Per questo motivo, nelle applicazioni con acido fluoridrico CDR orienta le proprie soluzioni verso configurazioni in PFA, assicurando una gestione sicura del fluido e una corretta valutazione della compatibilità dei materiali in relazione alle condizioni operative reali.
Pompe centrifughe CDR e acidi corrosivi: applicare la teoria al processo
Traducendo queste considerazioni in scelte applicative, emerge una linea chiara: per l’acido solforico, CDR propone pompe centrifughe realizzate in PP, PVDF e soprattutto PFA; per l’acido fluoridrico, il PFA diventa la soluzione di riferimento.
Queste scelte nascono da un’analisi puntuale del processo e dall’esperienza maturata su impianti reali. La compatibilità tra materiali viene valutata come parte integrante del progetto permettendo di ridurre i rischi e di aumentare l’affidabilità complessiva del sistema.
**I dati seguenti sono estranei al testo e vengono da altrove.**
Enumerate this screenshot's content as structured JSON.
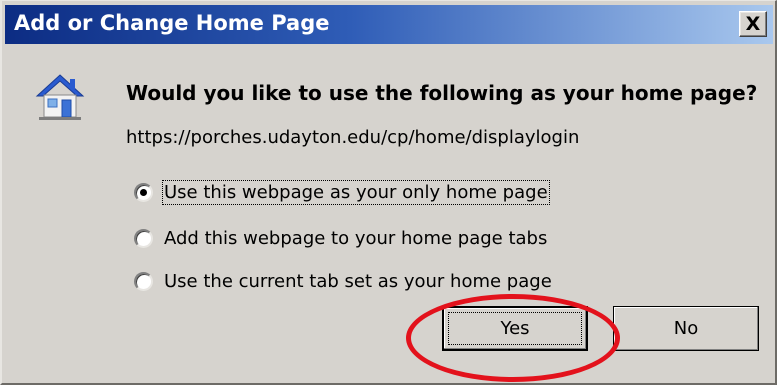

competenza tecnica come garanzia operativa
La movimentazione di acidi corrosivi richiede soluzioni costruite intorno al fluido e alle condizioni di esercizio. In questo contesto, la compatibilità dei materiali utilizzati col liquido da pompare rappresenta il fondamento su cui si basa la sicurezza e la durata delle pompe centrifughe.
CDR offre ai propri clienti un approccio tecnico fatto di analisi, scelta consapevole dei materiali e supporto continuo nel tempo anche nel post-vendita, nell’allineamento e nella manutenzione degli impianti. Un valore concreto per le aziende che operano con fluidi aggressivi e cercano soluzioni progettate per funzionare nel tempo senza interruzioni.